A Harvard professor of cell biology and pediatrics, Mark T. Keating, and an instructor in pediatrics at the Harvard-affiliated Children’s Hospital, Felix Engel, administered two drugs to rats who had suffered induced heart attacks. One of the drugs targets p38 MAP kinase, an enzyme that prevents heart muscle cells from undergoing cellular division. The other is FGF1, a growth factor that promotes the creation of new blood vessels.

The researchers found that rats who had received the two drugs experienced significant improvements in heart function and a reduction in the amount of scar tissue, which inhibits pumping capacity.

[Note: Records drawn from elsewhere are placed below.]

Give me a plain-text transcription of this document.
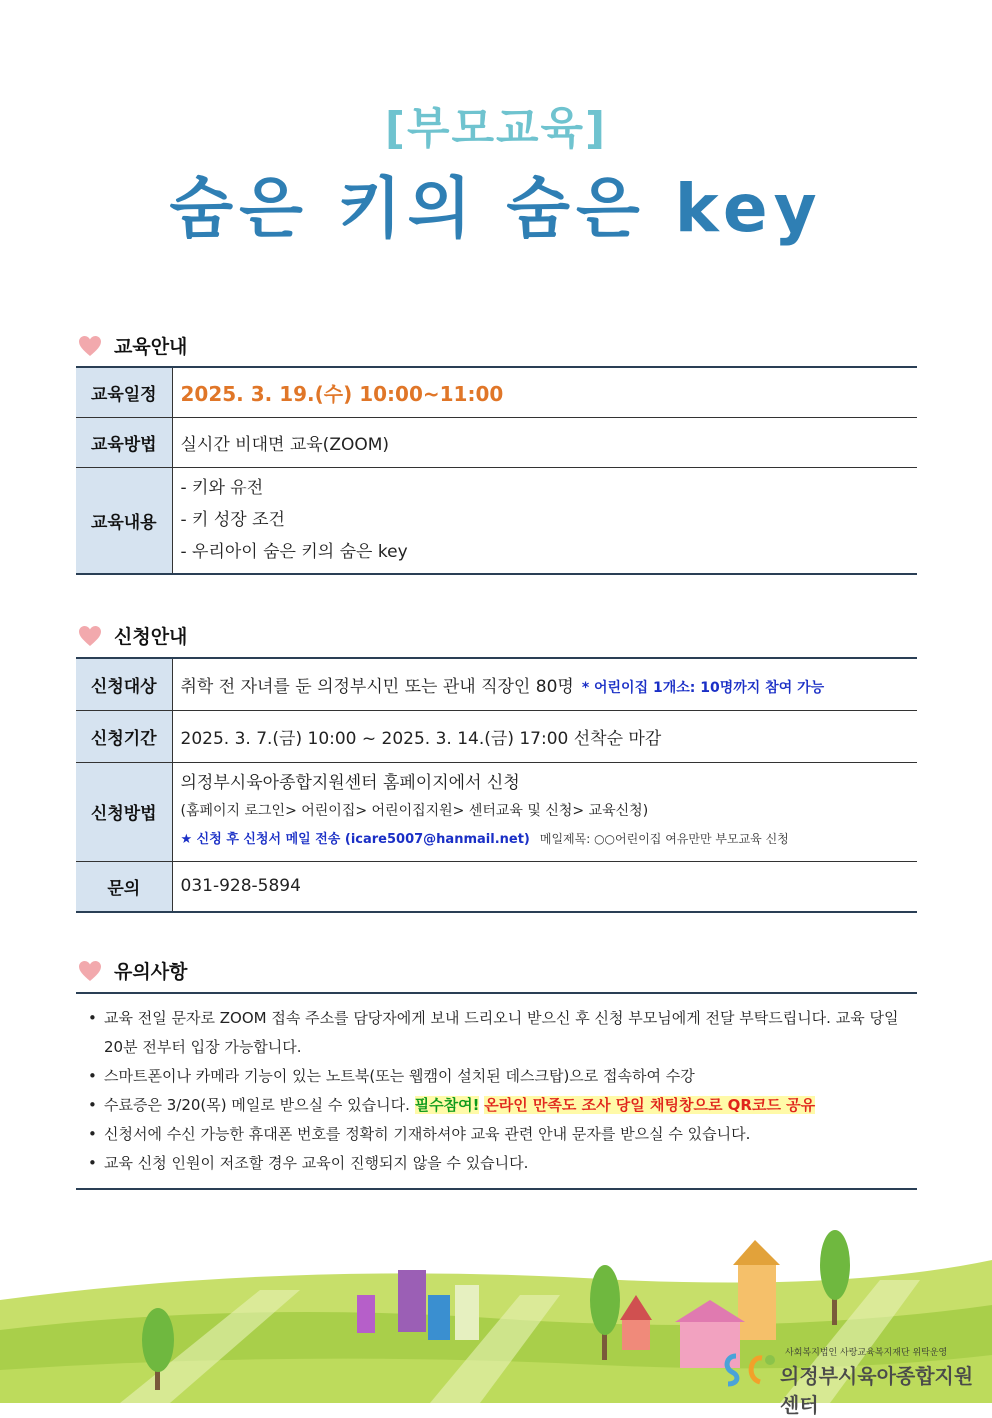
[부모교육]
숨은 키의 숨은 key
교육안내
교육일정	2025. 3. 19.(수) 10:00~11:00
교육방법	실시간 비대면 교육(ZOOM)
교육내용	- 키와 유전
- 키 성장 조건
- 우리아이 숨은 키의 숨은 key
신청안내
신청대상	취학 전 자녀를 둔 의정부시민 또는 관내 직장인 80명 * 어린이집 1개소: 10명까지 참여 가능
신청기간	2025. 3. 7.(금) 10:00 ~ 2025. 3. 14.(금) 17:00 선착순 마감
신청방법	의정부시육아종합지원센터 홈페이지에서 신청
(홈페이지 로그인> 어린이집> 어린이집지원> 센터교육 및 신청> 교육신청)
★ 신청 후 신청서 메일 전송 (icare5007@hanmail.net) 메일제목: ○○어린이집 여유만만 부모교육 신청

문의	031-928-5894
유의사항
• 교육 전일 문자로 ZOOM 접속 주소를 담당자에게 보내 드리오니 받으신 후 신청 부모님에게 전달 부탁드립니다. 교육 당일 20분 전부터 입장 가능합니다.
• 스마트폰이나 카메라 기능이 있는 노트북(또는 웹캠이 설치된 데스크탑)으로 접속하여 수강
• 수료증은 3/20(목) 메일로 받으실 수 있습니다. 필수참여! 온라인 만족도 조사 당일 채팅창으로 QR코드 공유
• 신청서에 수신 가능한 휴대폰 번호를 정확히 기재하셔야 교육 관련 안내 문자를 받으실 수 있습니다.
• 교육 신청 인원이 저조할 경우 교육이 진행되지 않을 수 있습니다.
사회복지법인 사랑교육복지재단 위탁운영
의정부시육아종합지원센터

Only those rats receiving both the enzyme inhibitor and FGF1 showed significant improvements in both the proliferation of heart cells and heart function. Though the administration of only the inhibitor did result in the creation of new heart muscle cells, it did not improve cardiac function. The rats that only received the growth factor did not show as much cell proliferation as those receiving the inhibitor.

Heart muscle cells, or cardiomyocytes, “need a blood supply and oxygen to survive,” said Engel. “FGF1 did not have a great effect on cell proliferation, but we found it was providing a new blood supply. If you just inhibit p38 MAP kinase, you don’t get blood vessels.”

But there are still some major obstacles in using these drugs on humans to reverse cardiac damage. Since the p38 MAP kinase inhibitor is a known toxin to humans, a different nontoxic small molecule with a similar function must be used.

Engel said the drugs were administered to the rats directly after the heart attack, so future work will concentrate on whether or not this combination of drugs can repair older damage to the heart.